I can pray, “take it away”, but I am realizing that that is a non-productive prayer, so I continue to pray for healing and today, “Give me strength", and God will answer. “I will give you strength to get through". And, simply I continue, "And continue to equip me through Your perfecting. Raise my threshold mighty God!” I have the ability to endure everything and all of life’s circumstances because He is who strengthens me, He is who is driving me to through perfection.
“Secret, fervent, believing prayer lies at the root of all personal godliness.” ~Ron McIntyre, Strength and Honor
Stepping into God today, so I can step up from adversity. As I melt into His presence, I hear the whisper "shhh, just be still". And, in that I know that He's got me, as usual. Stepping into God today, and stepping out of me.
I ask myself many questions throughout the day, “How do I get better?” And, I know that when I focus on what will make me better and I focus on who made me in His image... for when I focus on perfection, I will become perfected. “How can I accomplish so many things Lord?” One day at a time, and often times, one moment at a time and always asking for Him to lift where I need lifting, hold when I need holding and shape what needs to be changed.
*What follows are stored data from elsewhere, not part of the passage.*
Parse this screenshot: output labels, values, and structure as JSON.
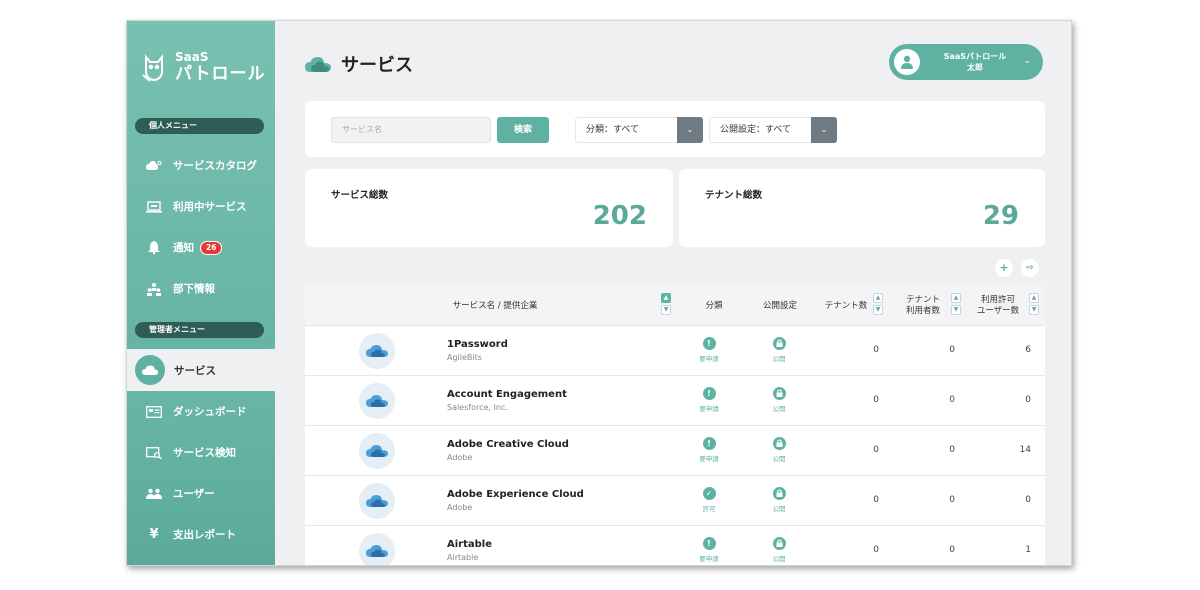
{
  "brand": {
    "line1": "SaaS",
    "line2": "パトロール"
  },
  "sidebar": {
    "personal_section": "個人メニュー",
    "personal_items": [
      {
        "label": "サービスカタログ",
        "icon": "cloud-user-icon"
      },
      {
        "label": "利用中サービス",
        "icon": "laptop-icon"
      },
      {
        "label": "通知",
        "icon": "bell-icon",
        "badge": "26"
      },
      {
        "label": "部下情報",
        "icon": "team-icon"
      }
    ],
    "admin_section": "管理者メニュー",
    "admin_active": {
      "label": "サービス",
      "icon": "cloud-icon"
    },
    "admin_items": [
      {
        "label": "ダッシュボード",
        "icon": "dashboard-icon"
      },
      {
        "label": "サービス検知",
        "icon": "search-window-icon"
      },
      {
        "label": "ユーザー",
        "icon": "users-icon"
      },
      {
        "label": "支出レポート",
        "icon": "yen-icon"
      }
    ]
  },
  "header": {
    "title": "サービス",
    "user": {
      "line1": "SaaSパトロール",
      "line2": "太郎"
    }
  },
  "search": {
    "placeholder": "サービス名",
    "button": "検索",
    "category_select": "分類：すべて",
    "public_select": "公開設定：すべて"
  },
  "stats": {
    "services_label": "サービス総数",
    "services_value": "202",
    "tenants_label": "テナント総数",
    "tenants_value": "29"
  },
  "actions": {
    "add": "+",
    "export": "⇨"
  },
  "table": {
    "headers": {
      "name": "サービス名 / 提供企業",
      "category": "分類",
      "public": "公開設定",
      "tenants": "テナント数",
      "tenant_users": "テナント\n利用者数",
      "licensed": "利用許可\nユーザー数"
    },
    "rows": [
      {
        "name": "1Password",
        "vendor": "AgileBits",
        "category": "要申請",
        "category_icon": "!",
        "public": "公開",
        "tenants": "0",
        "tenant_users": "0",
        "licensed": "6"
      },
      {
        "name": "Account Engagement",
        "vendor": "Salesforce, Inc.",
        "category": "要申請",
        "category_icon": "!",
        "public": "公開",
        "tenants": "0",
        "tenant_users": "0",
        "licensed": "0"
      },
      {
        "name": "Adobe Creative Cloud",
        "vendor": "Adobe",
        "category": "要申請",
        "category_icon": "!",
        "public": "公開",
        "tenants": "0",
        "tenant_users": "0",
        "licensed": "14"
      },
      {
        "name": "Adobe Experience Cloud",
        "vendor": "Adobe",
        "category": "許可",
        "category_icon": "✓",
        "public": "公開",
        "tenants": "0",
        "tenant_users": "0",
        "licensed": "0"
      },
      {
        "name": "Airtable",
        "vendor": "Airtable",
        "category": "要申請",
        "category_icon": "!",
        "public": "公開",
        "tenants": "0",
        "tenant_users": "0",
        "licensed": "1"
      }
    ]
  },
  "colors": {
    "accent": "#5fb2a2",
    "dark_pill": "#2f5d56",
    "badge": "#e53935"
  }
}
“Finally, be strong in the Lord and in His mighty power.” ~Ephesians 6:10
Father I come to you with thin skin, and a desire to be liked and accepted by others. In this world that is a rough combination. As I walk in Your steps, may I be protected perfectly by Your words, allow the judgment of others to be like water on my back and let it run off. I ask You Lord for protection as I hear others speak to me and about me, let me filter in only what is of You. I pray Father and mighty God that my life is completely covered by the power of Your promises and Your word and Your desires in my life. I pray that the negative of the world be so minor in my thoughts and my memories, and Your words be prominent. In the power of the blood of Christ, I pray these things for myself and for so many others. Amen.
Greatness comes from above, as He is within... I cannot lose – I’ve got His calling on my life, so I am expecting greatness. I have gone through my life with my grip slipping so often. Turning the other cheek or the thought of that is a hard concept for me, because it's like saying, ok, "do it again..."
So what I do is sink in to God first. Go to Him and ask for His protection and His comfort and His covering all upon me, then turn the other cheek.
And now, God has such a tight and perfect grip on me, and is changing so much of what I see that the changes are hard to keep up with. This week has had the lowest of lows in some areas, but has allowed for deepest conversations with God. It is good. God is good. And, expectation is a wonderful word and thought pattern to stay in. It has allowed me to be more tightly bound to my heavenly Father.
At moments, I feel as though I am popping in and out of my life. But know that I am greatly being ministered to, being pushed, probed and prodded in so many ways right now - that my head seems to be spinning. But, it is all good, for I am being changed by His perfect plan and purpose.
“Because of Christ and our faith in Him, we can now come boldly and confidently into God's presence. So please don't lose heart." ~Ephesians 3:12-13
P R A I S E S
for a mighty and wonderful God... a purposeful path and beautiful friends.